Unpaid internships: Denying opportunities and exploiting young workers

Laura Rowley has an excellent response to the silly op-ed by Steve Cohen published in Tuesday’s Wall Street Journal. Cohen wrote that paying interns to deliver clothing for photo shoots, run copy machines, or clean the green room at a TV studio is dumb. The young people doing those jobs are not employees, according to Cohen; they’re simply auditioning.

Cohen admits that the grunt work he and his son did in separate internships at a law firm and a magazine was “boring, mindless, repetitious” and yet, “essential to the workings of our offices.” Nevertheless, Cohen says the chance to prove himself a good employee was so valuable to him, as was the exposure to a law office’s operations, that his employer shouldn’t have had to pay him even minimum wage.

Rowley accepts Cohen’s conclusion that his internship was valuable but says the experience shouldn’t be limited to people like Cohen (a former media executive) and his son, who can afford to work for free. What about the kids graduating from college with $50,000 of debt, or the children of factory workers or waitresses who can’t support their grown children in New York City? Should they be denied the audition, the exposure to interesting work environments, the chance to prove themselves? 

My own response is more fundamental. Cohen admits that the work he and his son did was essential to the for-profit businesses that employed them. If the Cohens hadn’t worked for free, someone else (in an economy with terribly high unemployment) would have had the opportunity for a paying job, and the competitors of those firms would not have been at a disadvantage because of the illegal labor cost savings and payroll tax savings the Cohens’ free labor enabled.
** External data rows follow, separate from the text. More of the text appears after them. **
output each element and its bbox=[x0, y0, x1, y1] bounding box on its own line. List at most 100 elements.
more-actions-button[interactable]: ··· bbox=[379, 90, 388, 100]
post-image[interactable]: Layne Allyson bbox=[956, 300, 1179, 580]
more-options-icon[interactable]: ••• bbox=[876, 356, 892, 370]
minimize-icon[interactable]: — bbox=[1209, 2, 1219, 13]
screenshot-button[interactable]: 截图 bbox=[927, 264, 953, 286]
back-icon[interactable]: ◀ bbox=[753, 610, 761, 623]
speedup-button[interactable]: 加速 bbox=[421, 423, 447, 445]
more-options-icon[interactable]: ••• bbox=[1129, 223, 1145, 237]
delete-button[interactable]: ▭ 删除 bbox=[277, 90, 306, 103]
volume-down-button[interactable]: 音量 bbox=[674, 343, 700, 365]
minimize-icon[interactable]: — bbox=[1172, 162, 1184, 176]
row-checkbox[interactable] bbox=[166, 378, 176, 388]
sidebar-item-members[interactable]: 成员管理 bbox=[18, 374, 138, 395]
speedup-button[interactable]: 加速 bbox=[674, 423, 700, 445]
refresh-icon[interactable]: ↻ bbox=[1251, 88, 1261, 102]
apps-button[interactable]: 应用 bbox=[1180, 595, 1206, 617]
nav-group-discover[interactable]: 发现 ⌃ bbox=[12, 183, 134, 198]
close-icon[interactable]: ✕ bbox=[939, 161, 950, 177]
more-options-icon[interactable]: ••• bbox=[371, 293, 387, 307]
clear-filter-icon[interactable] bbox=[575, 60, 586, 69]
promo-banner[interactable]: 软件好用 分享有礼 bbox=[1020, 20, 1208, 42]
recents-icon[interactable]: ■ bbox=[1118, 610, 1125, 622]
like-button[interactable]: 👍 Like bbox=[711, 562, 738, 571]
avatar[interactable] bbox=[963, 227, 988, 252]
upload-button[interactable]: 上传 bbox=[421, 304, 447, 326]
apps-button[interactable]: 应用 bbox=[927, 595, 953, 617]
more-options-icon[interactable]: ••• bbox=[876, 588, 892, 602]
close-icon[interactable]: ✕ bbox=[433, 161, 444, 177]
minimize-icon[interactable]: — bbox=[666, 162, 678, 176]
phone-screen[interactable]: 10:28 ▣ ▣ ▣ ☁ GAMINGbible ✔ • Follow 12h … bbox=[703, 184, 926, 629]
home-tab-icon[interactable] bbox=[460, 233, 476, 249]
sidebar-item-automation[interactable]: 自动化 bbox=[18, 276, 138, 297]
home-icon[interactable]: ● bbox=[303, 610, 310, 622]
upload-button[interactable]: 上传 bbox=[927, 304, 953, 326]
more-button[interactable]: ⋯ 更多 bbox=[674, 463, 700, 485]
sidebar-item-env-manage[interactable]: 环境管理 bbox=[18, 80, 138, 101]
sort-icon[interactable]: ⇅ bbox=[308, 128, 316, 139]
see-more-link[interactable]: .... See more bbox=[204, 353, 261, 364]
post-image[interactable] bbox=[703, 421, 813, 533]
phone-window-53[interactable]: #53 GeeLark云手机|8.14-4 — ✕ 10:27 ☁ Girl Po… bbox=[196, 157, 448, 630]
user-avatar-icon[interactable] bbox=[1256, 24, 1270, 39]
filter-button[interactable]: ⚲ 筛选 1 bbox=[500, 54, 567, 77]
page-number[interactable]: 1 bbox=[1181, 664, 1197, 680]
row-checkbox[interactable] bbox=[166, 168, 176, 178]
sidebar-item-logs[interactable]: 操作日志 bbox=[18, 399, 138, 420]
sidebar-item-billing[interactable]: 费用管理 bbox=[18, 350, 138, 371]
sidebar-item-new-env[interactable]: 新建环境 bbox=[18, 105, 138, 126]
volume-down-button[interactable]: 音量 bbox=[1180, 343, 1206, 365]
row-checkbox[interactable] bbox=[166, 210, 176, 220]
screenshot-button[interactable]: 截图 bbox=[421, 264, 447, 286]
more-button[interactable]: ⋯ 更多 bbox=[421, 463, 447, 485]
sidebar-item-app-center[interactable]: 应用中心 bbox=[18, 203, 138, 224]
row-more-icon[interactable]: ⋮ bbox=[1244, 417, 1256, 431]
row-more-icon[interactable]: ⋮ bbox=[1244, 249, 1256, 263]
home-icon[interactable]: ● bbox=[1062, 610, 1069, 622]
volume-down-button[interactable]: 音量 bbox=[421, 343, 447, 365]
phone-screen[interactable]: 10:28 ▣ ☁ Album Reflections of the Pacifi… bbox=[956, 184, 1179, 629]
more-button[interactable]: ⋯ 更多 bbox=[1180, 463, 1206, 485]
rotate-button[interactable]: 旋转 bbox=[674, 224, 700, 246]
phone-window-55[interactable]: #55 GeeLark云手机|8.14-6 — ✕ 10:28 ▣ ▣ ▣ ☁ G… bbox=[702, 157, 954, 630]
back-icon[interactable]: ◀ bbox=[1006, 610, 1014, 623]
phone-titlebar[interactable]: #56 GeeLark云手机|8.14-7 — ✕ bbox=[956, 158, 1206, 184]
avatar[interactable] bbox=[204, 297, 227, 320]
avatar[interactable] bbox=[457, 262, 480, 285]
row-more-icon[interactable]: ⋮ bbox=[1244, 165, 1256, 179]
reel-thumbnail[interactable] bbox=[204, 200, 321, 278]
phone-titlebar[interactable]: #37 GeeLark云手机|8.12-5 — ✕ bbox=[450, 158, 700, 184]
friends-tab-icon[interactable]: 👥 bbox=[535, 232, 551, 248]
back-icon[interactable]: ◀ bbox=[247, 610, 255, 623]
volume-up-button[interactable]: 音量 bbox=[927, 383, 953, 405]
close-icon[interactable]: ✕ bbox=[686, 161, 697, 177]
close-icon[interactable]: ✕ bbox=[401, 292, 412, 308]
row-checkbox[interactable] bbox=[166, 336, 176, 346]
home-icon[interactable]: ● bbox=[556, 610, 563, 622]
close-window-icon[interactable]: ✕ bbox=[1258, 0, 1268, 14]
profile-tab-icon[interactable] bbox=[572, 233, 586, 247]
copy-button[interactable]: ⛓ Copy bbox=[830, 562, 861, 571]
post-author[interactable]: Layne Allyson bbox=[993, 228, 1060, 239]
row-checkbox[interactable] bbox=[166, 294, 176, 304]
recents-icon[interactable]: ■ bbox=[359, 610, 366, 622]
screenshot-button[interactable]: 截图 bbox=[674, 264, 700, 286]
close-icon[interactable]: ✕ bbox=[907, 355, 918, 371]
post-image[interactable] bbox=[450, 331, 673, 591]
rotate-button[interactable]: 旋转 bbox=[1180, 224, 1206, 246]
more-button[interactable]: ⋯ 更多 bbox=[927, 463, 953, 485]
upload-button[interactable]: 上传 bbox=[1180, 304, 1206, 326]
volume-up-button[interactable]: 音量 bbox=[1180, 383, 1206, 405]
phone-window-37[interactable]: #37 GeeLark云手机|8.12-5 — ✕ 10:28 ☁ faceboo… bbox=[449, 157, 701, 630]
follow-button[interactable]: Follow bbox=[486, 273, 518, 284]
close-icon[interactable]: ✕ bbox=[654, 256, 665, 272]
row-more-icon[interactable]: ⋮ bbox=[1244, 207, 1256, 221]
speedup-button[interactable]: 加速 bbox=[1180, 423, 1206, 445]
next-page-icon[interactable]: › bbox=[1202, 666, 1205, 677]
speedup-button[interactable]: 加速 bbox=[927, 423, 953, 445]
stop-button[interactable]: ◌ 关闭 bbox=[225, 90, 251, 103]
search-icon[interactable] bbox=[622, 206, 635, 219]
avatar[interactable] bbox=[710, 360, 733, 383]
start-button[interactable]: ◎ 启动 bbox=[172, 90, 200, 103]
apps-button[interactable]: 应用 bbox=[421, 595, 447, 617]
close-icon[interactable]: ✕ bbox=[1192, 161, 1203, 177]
Addressing the possibility that unpaid “interns are really doing the jobs of displaced low-wage workers,” Cohen admits that in the case of the recently settled Charlie Rose lawsuit, “Unskilled workers could clean up a TV-studio green room or escort guests to the elevator or assemble press packets.” What he doesn’t mention is that half the jobs in New York that New Yorkers are paid to do are unskilled, and the unemployment rate in New York City has exceeded 8 percent for the last five years.

Cohen goes on and on about how much he learned by copying litigation documents on the office copy machine. I did that job before I went to law school 35 years ago, and I learned a lot, too; but I was paid for the work, as were the other clerks. It was an audition for later employment, but first and foremost it was a job, and the law firm followed the Fair Labor Standards Act and paid us for our work.

It might be true, as Cohen predicts, that enforcing the law will mean that companies “will now be less likely to bring on interns.” Good! They will have to bring on employees and pay them to do the essential work that interns have been doing, unpaid. Everyone but the partner at the top, who will have to shell out $7.25 an hour and some employment taxes, will be better off.